I wish you would make for your teacher a list of all those that you can recall; or, better still, I should like you to collect as many as you possibly can, and bring them to your next class. If you cannot find the seeds just as they grow upon the plant, you may be able to get them prepared for use. A pinch of flour, for instance, would answer for wheat seeds, of oatmeal for oat seeds.
I have in mind a number of seeds that you can easily secure, of which I have not spoken; and it will be interesting at our next meeting to see which child in this class is able to make the best exhibition of seed food.
AN IMPATIENT PLANT BABY
Plant babies are not alike as to the time they take in finding their way out of the ripe seed shell into the world.
Certain seeds need only two or three days in which to bring forth their young. Perhaps we ourselves have seen the white tip of the bean rip open its shell the second or third day after being laid upon the moist cotton wool. But if we had not given this bean plant a good chance to grow, it would have kept alive and hearty inside its shell for a long time. This is not the case with all plants. Certain seeds need to be planted soon after they are ripe. If they are not, their baby plants die.
But usually seeds take such good care of their young, that they will live for a long time, even if shut up in a dark closet or a table drawer, instead of being comfortably laid away in the warm, moist earth.
Wonderful stories are told of seeds that have sprouted after having lain buried in some Egyptian tomb for thousands of years; but the people best fitted to judge of the truth of such stories do not believe them. There is no doubt, however, that some seeds keep their baby plants alive for many years.

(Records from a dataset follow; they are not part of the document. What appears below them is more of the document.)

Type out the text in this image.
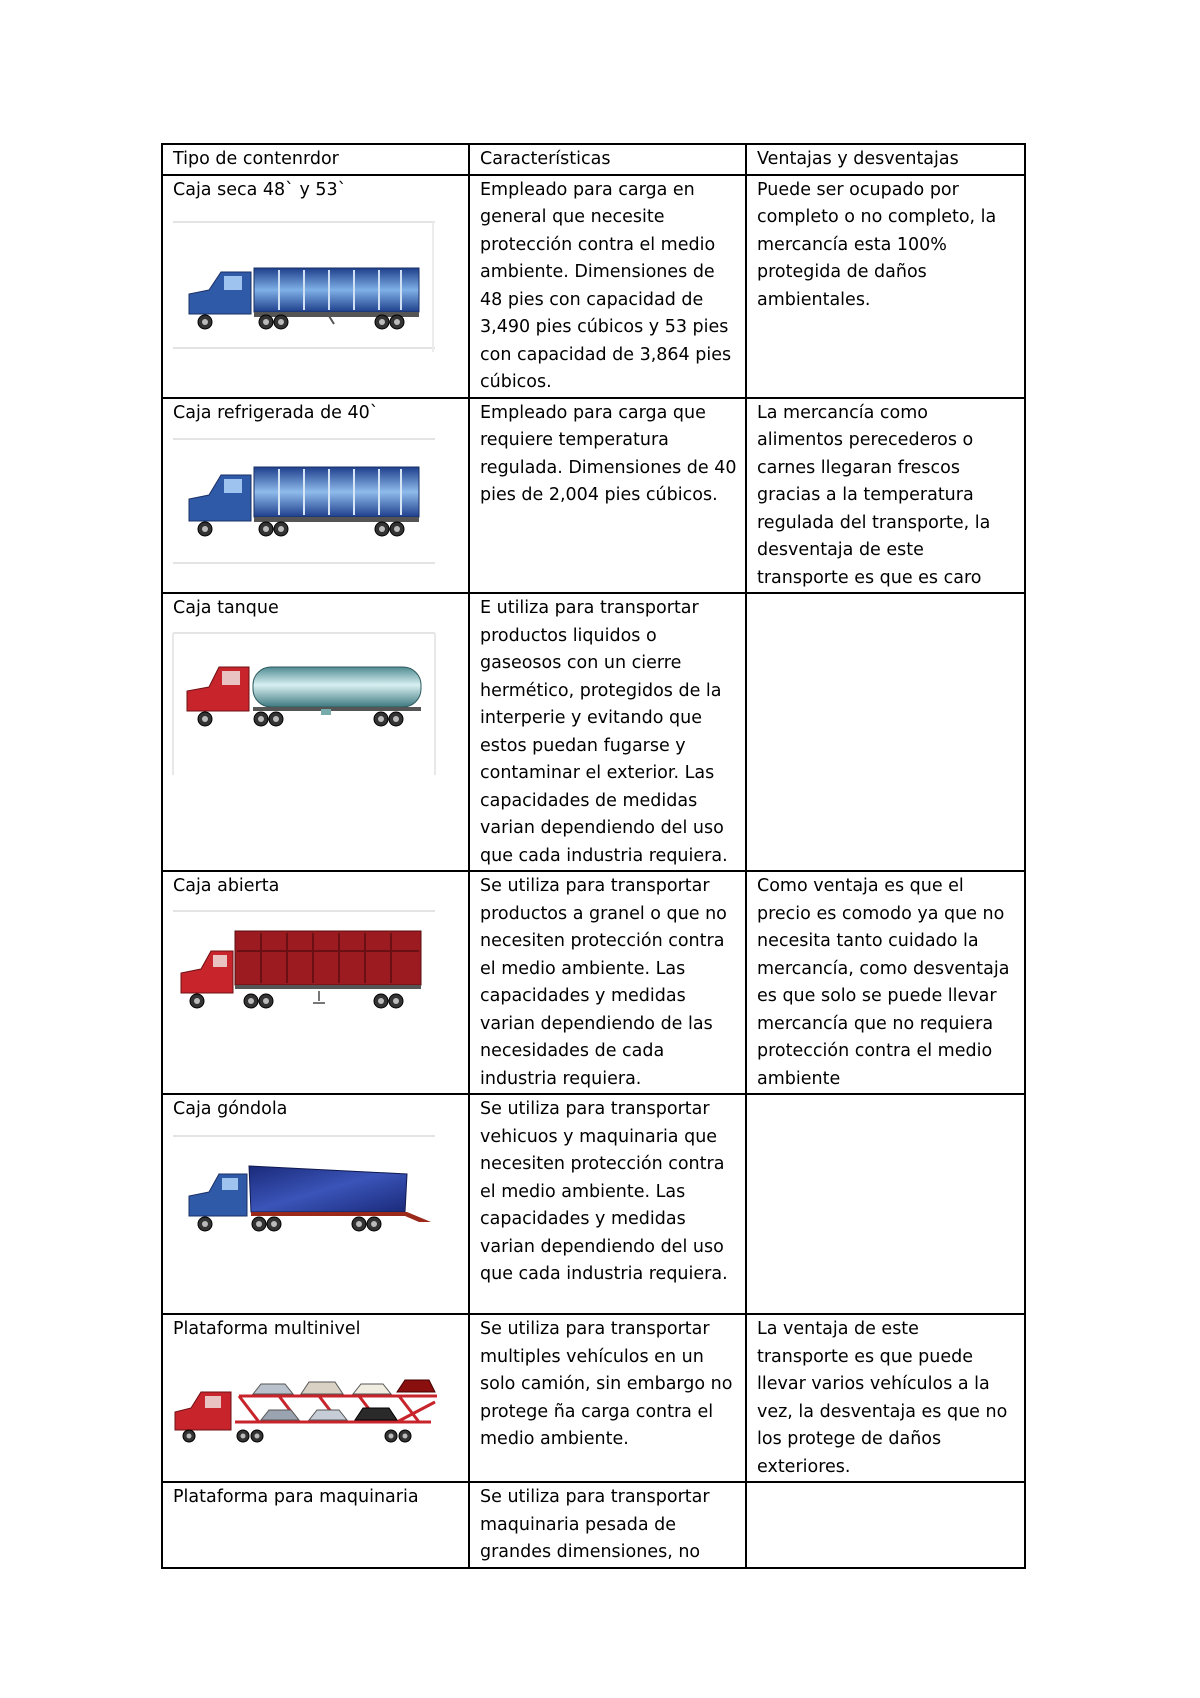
Tipo de contenrdor	Características	Ventajas y desventajas

Caja seca 48` y 53`	Empleado para carga en general que necesite protección contra el medio ambiente. Dimensiones de 48 pies con capacidad de 3,490 pies cúbicos y 53 pies con capacidad de 3,864 pies cúbicos.	Puede ser ocupado por completo o no completo, la mercancía esta 100% protegida de daños ambientales.

Caja refrigerada de 40`	Empleado para carga que requiere temperatura regulada. Dimensiones de 40 pies de 2,004 pies cúbicos.	La mercancía como alimentos perecederos o carnes llegaran frescos gracias a la temperatura regulada del transporte, la desventaja de este transporte es que es caro

Caja tanque	E utiliza para transportar productos liquidos o gaseosos con un cierre hermético, protegidos de la interperie y evitando que estos puedan fugarse y contaminar el exterior. Las capacidades de medidas varian dependiendo del uso que cada industria requiera.	

Caja abierta	Se utiliza para transportar productos a granel o que no necesiten protección contra el medio ambiente. Las capacidades y medidas varian dependiendo de las necesidades de cada industria requiera.	Como ventaja es que el precio es comodo ya que no necesita tanto cuidado la mercancía, como desventaja es que solo se puede llevar mercancía que no requiera protección contra el medio ambiente

Caja góndola	Se utiliza para transportar vehicuos y maquinaria que necesiten protección contra el medio ambiente. Las capacidades y medidas varian dependiendo del uso que cada industria requiera.	

Plataforma multinivel	Se utiliza para transportar multiples vehículos en un solo camión, sin embargo no protege ña carga contra el medio ambiente.	La ventaja de este transporte es que puede llevar varios vehículos a la vez, la desventaja es que no los protege de daños exteriores.
Plataforma para maquinaria	Se utiliza para transportar maquinaria pesada de grandes dimensiones, no	
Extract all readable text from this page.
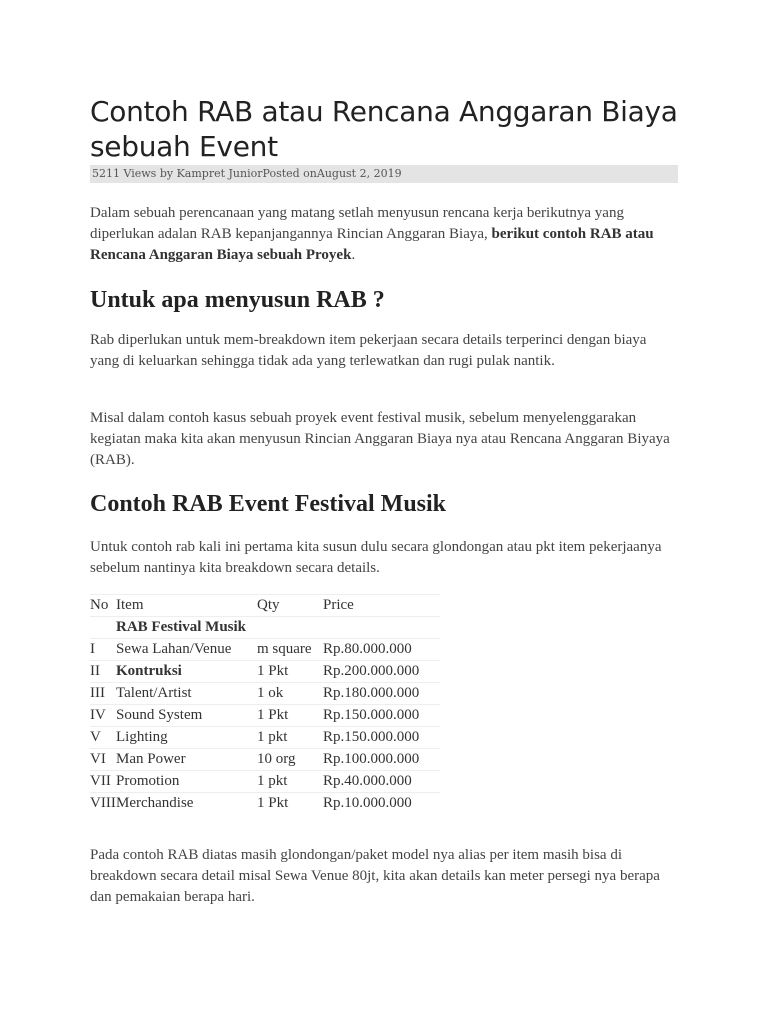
Contoh RAB atau Rencana Anggaran Biaya sebuah Event
5211 Views by Kampret JuniorPosted onAugust 2, 2019

Dalam sebuah perencanaan yang matang setlah menyusun rencana kerja berikutnya yang diperlukan adalan RAB kepanjangannya Rincian Anggaran Biaya, berikut contoh RAB atau Rencana Anggaran Biaya sebuah Proyek.

Untuk apa menyusun RAB ?

Rab diperlukan untuk mem-breakdown item pekerjaan secara details terperinci dengan biaya yang di keluarkan sehingga tidak ada yang terlewatkan dan rugi pulak nantik.

Misal dalam contoh kasus sebuah proyek event festival musik, sebelum menyelenggarakan kegiatan maka kita akan menyusun Rincian Anggaran Biaya nya atau Rencana Anggaran Biyaya (RAB).

Contoh RAB Event Festival Musik

Untuk contoh rab kali ini pertama kita susun dulu secara glondongan atau pkt item pekerjaanya sebelum nantinya kita breakdown secara details.

No	Item	Qty	Price
	RAB Festival Musik		
I	Sewa Lahan/Venue	m square	Rp.80.000.000
II	Kontruksi	1 Pkt	Rp.200.000.000
III	Talent/Artist	1 ok	Rp.180.000.000
IV	Sound System	1 Pkt	Rp.150.000.000
V	Lighting	1 pkt	Rp.150.000.000
VI	Man Power	10 org	Rp.100.000.000
VII	Promotion	1 pkt	Rp.40.000.000
VIII	Merchandise	1 Pkt	Rp.10.000.000

Pada contoh RAB diatas masih glondongan/paket model nya alias per item masih bisa di breakdown secara detail misal Sewa Venue 80jt, kita akan details kan meter persegi nya berapa dan pemakaian berapa hari.
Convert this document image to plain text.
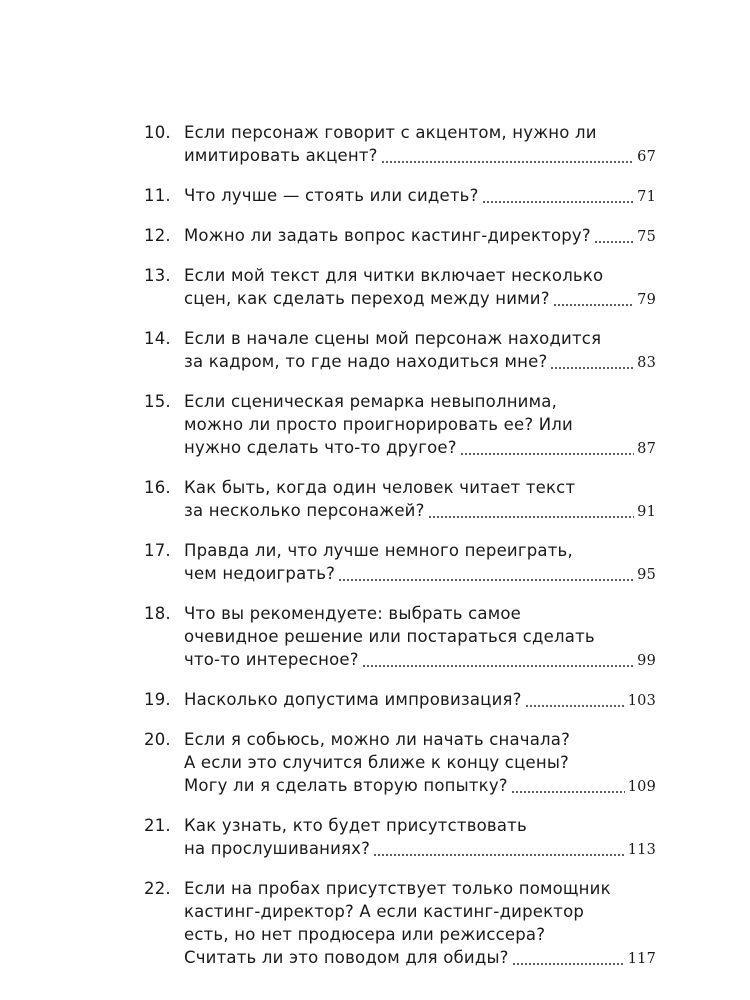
10. Если персонаж говорит с акцентом, нужно ли
имитировать акцент?	67
11. Что лучше — стоять или сидеть?	71
12. Можно ли задать вопрос кастинг-директору?	75
13. Если мой текст для читки включает несколько
сцен, как сделать переход между ними?	79
14. Если в начале сцены мой персонаж находится
за кадром, то где надо находиться мне?	83
15. Если сценическая ремарка невыполнима,
можно ли просто проигнорировать ее? Или
нужно сделать что-то другое?	87
16. Как быть, когда один человек читает текст
за несколько персонажей?	91
17. Правда ли, что лучше немного переиграть,
чем недоиграть?	95
18. Что вы рекомендуете: выбрать самое
очевидное решение или постараться сделать
что-то интересное?	99
19. Насколько допустима импровизация?	103
20. Если я собьюсь, можно ли начать сначала?
А если это случится ближе к концу сцены?
Могу ли я сделать вторую попытку?	109
21. Как узнать, кто будет присутствовать
на прослушиваниях?	113
22. Если на пробах присутствует только помощник
кастинг-директор? А если кастинг-директор
есть, но нет продюсера или режиссера?
Считать ли это поводом для обиды?	117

Early in the summer the seeds of the red maple fall to the ground; and soon after this the young plants find their way up into the world above. Later in the year the sugar maple sheds its seeds. These lie sleeping in the earth through the winter. When the warm spring days come, the baby plants awake, and stretch themselves, and join the hundreds of other, just-awakened baby plants that are flocking into the world above. So you see that seeds of the same family have different habits in this matter.
There is one curious tree that lives in swamps along the seashore of hot countries. It is called the mangrove. The baby plants of this tree are so anxious to get out into the world, that they do not wait until the seeds in which they are hidden are set free from the mangrove fruit.